At a time when memory is being erased and the political relevance of education is dismissed in the language of measurement and quantification, it is all the more important to remember the legacy and work of Paulo Freire. Freire is one of the most important educators of the 20th century and is considered one of the most important theorists of “critical pedagogy” – the educational movement guided by both passion and principle to help students develop a consciousness of freedom, recognize authoritarian tendencies, empower the imagination, connect knowledge and truth to power and learn to read both the word and the world as part of a broader struggle for agency, justice and democracy.
His groundbreaking book, “Pedagogy of the Oppressed,” has sold more than a million copies and is deservedly being commemorated this year – the 40th anniversary of its appearance in English translation – after having exerted its influence over generations of teachers and intellectuals in the Americas and abroad.
Since the 1980s, there have been too few intellectuals on the North American educational scene who have matched Freire’s theoretical rigor, civic courage and sense of moral responsibility. And his example is more important now than ever before: with institutions of public and higher education increasingly under siege by a host of neoliberal and conservative forces, it is imperative for educators to acknowledge Freire’s understanding of the empowering and democratic potential of education. Critical pedagogy currently offers the very best, perhaps the only, chance for young people to develop and assert a sense of their rights and responsibilities to participate in governing, and not simply being governed by prevailing ideological and material forces.
When we survey the current state of education in the United States, we see that most universities are now dominated by instrumentalist and conservative ideologies, hooked on methods, slavishly wedded to accountability measures and run by administrators who often lack a broader vision of education as a force for strengthening civic imagination and expanding democratic public life. One consequence is that a concern with excellence has been removed from matters of equity, while higher education – once conceptualized as a fundamental public good – has been reduced to a private good, now available almost exclusively to those with the financial means.

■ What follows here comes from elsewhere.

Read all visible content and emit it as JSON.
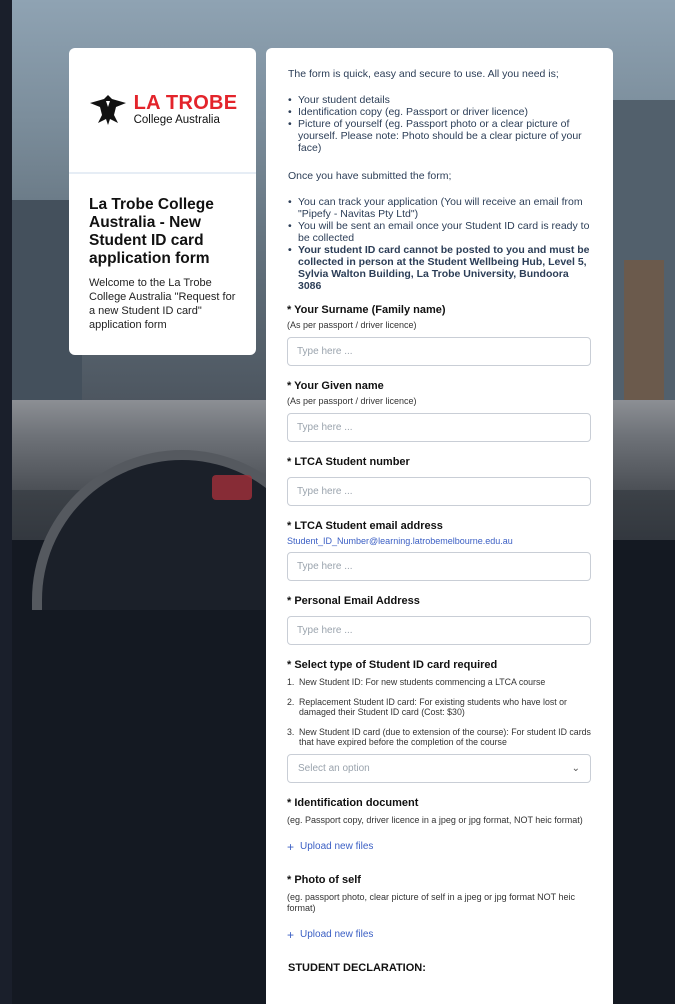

Universities are increasingly defined through the corporate demand to provide the skills, knowledge and credentials in building a workforce that will enable the United States to compete against blockbuster growth in China and other southeast Asian markets, while maintaining its role as the major global economic and military power. There is little interest in understanding the pedagogical foundation of higher education as a deeply civic and political project that provides the conditions for individual autonomy and takes liberation and the practice of freedom as a collective goal.
Public education fares even worse. Dominated by pedagogies that are utterly instrumental, geared toward memorization, conformity and high-stakes test taking, public schools have become intellectual dead zones and punishment centers as far removed from teaching civic values and expanding the imaginations of students as one can imagine.
The profound disdain for public education is evident not only in Obama’s test-driven, privatized and charter school reform movement, but also in the hostile takeover of public education now taking place among the ultra-rich and hedge fund zombies, who get massive tax breaks from gaining control of charter schools. The public in education has now become the enemy of educational reform. How else can one explain the shameful appointment by Mayor Michael Bloomberg of Cathleen Black, the president of Hearst Magazine, as the next chancellor of the New York City public school system? Not only does she not have any experience in education and is totally unqualified for the job, but her background mimics the worst of elite arrogance and unaccountable power. Surely, one has to take note of the background of someone who should be a model for young people when such a background includes, as reported in The New York Times: “riding horses at a country club where blacks and Jews were not allowed …. lending a $47,000 bracelet to a Manhattan museum … and [refusing] interviews since her appointment.”(1) With friends like Rupert Murduch, it should come as no surprise that she once worked as a chief lobbyist for the newspaper industry in the 1990s “fighting a ban on tobacco advertising,”(2) which is often targeted toward the young. It seems that, when it comes to the elite of business culture, ignorance about education now ranks as a virtue.